It's another Wednesday, middle of the week, "over the hump" day, whatever you may call it. Sunday seems like a long time ago, way beyond the meals and cleaning and children crying and appointments and all the "things" that consume our days. I think that, often, we decide things on Sundays and then forget them by Wednesdays, buried by other things that are more insistent. 

Perhaps there was a time in your life when you tried to get out of an actual "rut" in a road. You are driving (or walking or biking) down a dirt road with ruts in it. You, for whatever reason, don't want to go in the rut, so you pull a little left or a little right and try to navigate without the rut. Somehow, though, you always seem to end up back in it. Everything on the road tends toward the rut and if you go along awhile without paying attention, you suddenly find yourself back in it again. 

It is the same in marriage. If you have been married more than a year or so, then you have "ruts" in your marriage. Now, ruts are not bad things. The rut in a road is a safe place for the wheels. Riding along where everyone else rides is comfortable and cautious. In our marriage, the "ruts" allow us to know certain things and accomplish certain things. I "know" it is my job to do certain things because that is the "rut" we are in. 

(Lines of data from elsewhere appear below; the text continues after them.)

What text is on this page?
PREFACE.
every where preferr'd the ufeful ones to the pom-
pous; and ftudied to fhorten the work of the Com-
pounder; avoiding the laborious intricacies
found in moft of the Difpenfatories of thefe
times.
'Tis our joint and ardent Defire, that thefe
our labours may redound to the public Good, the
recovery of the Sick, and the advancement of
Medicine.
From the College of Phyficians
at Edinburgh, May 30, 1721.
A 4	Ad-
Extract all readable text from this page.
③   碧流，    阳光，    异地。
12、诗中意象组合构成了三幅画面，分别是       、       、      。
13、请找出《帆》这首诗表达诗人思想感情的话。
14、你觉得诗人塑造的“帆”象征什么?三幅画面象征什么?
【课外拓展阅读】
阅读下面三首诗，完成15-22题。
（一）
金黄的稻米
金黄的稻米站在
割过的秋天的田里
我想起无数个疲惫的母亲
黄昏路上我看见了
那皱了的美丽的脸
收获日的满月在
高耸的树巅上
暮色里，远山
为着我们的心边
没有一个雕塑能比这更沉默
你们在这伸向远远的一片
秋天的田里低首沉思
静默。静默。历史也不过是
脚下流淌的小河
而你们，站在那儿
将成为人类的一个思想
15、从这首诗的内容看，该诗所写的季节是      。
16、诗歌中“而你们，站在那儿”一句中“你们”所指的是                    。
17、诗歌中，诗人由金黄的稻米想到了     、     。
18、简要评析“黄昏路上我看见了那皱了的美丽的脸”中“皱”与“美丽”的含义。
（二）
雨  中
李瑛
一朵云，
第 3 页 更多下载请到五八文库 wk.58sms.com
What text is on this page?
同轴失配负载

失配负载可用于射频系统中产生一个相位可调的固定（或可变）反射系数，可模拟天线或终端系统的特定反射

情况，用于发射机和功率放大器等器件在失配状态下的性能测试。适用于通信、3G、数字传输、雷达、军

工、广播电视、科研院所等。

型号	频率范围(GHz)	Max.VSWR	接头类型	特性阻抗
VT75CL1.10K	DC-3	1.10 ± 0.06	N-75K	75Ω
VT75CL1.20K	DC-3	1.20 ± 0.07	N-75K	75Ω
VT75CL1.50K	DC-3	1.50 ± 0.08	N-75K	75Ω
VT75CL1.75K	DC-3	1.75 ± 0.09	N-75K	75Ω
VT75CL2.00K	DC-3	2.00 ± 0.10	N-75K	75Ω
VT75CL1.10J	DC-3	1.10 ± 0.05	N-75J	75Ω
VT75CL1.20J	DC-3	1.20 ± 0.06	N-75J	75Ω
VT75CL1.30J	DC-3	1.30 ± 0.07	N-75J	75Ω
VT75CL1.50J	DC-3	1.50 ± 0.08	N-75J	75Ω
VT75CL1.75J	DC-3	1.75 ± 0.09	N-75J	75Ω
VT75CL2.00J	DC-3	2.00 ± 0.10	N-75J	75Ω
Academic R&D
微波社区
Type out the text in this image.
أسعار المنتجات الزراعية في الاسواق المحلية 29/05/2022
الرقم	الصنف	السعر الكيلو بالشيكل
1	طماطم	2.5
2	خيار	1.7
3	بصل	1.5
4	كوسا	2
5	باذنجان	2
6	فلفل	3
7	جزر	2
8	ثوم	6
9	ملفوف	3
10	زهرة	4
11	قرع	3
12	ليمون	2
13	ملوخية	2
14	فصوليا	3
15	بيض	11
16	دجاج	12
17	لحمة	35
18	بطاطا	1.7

The trouble with ruts is that they are sometimes traps. We get in a rut and suddenly everything loses value. You do certain tasks every week and soon no one thanks you, because that is the "rut" you have created. Things that need to be done are not done because no one has a place for them along the path of her "rut" or his "rut." 

In preparing to do him good, I want to challenge you in regard to one rut, the "go to work" rut. Many of our class members are "stay at home" moms whose husbands go off every day to work while they stay home and live their lives. Each day, you spend money he made at that job, to buy groceries or diapers or a double espresso, without a thought about what he did to make that money. Each day he goes and comes without a thank you, without a comment, except (perhaps) an occasional dig about how little he makes or how much you "wish we could take a vacation" or have a new car. Or another complaint about how many hours he works and how much time he is missing from home.

On the list of things men do that are seldom acknowledged, none ranks higher than his daily job. In studies, it has been found that most wives give almost no value to the husband's work, to the 40 (or more) hours a week he spends making money for the family. They think that is "just his job." 

Well, it is his job, but not "just his job." It is the source of your income and your food and your shelter. It is the hope of health and security. It is eight to twelve hours a day that he gives to the family, doing what he would rather not do for the sake of money. 

One thing to do that would be "good for him" would be to appreciate, and to express appreciation for, the work that he does every day. In some way to let him know that your love for him is increased by his act of love, every day, in going somewhere to work and bring home what your family needs. To let him know that his work is known and valued by the most important person in his life -- you.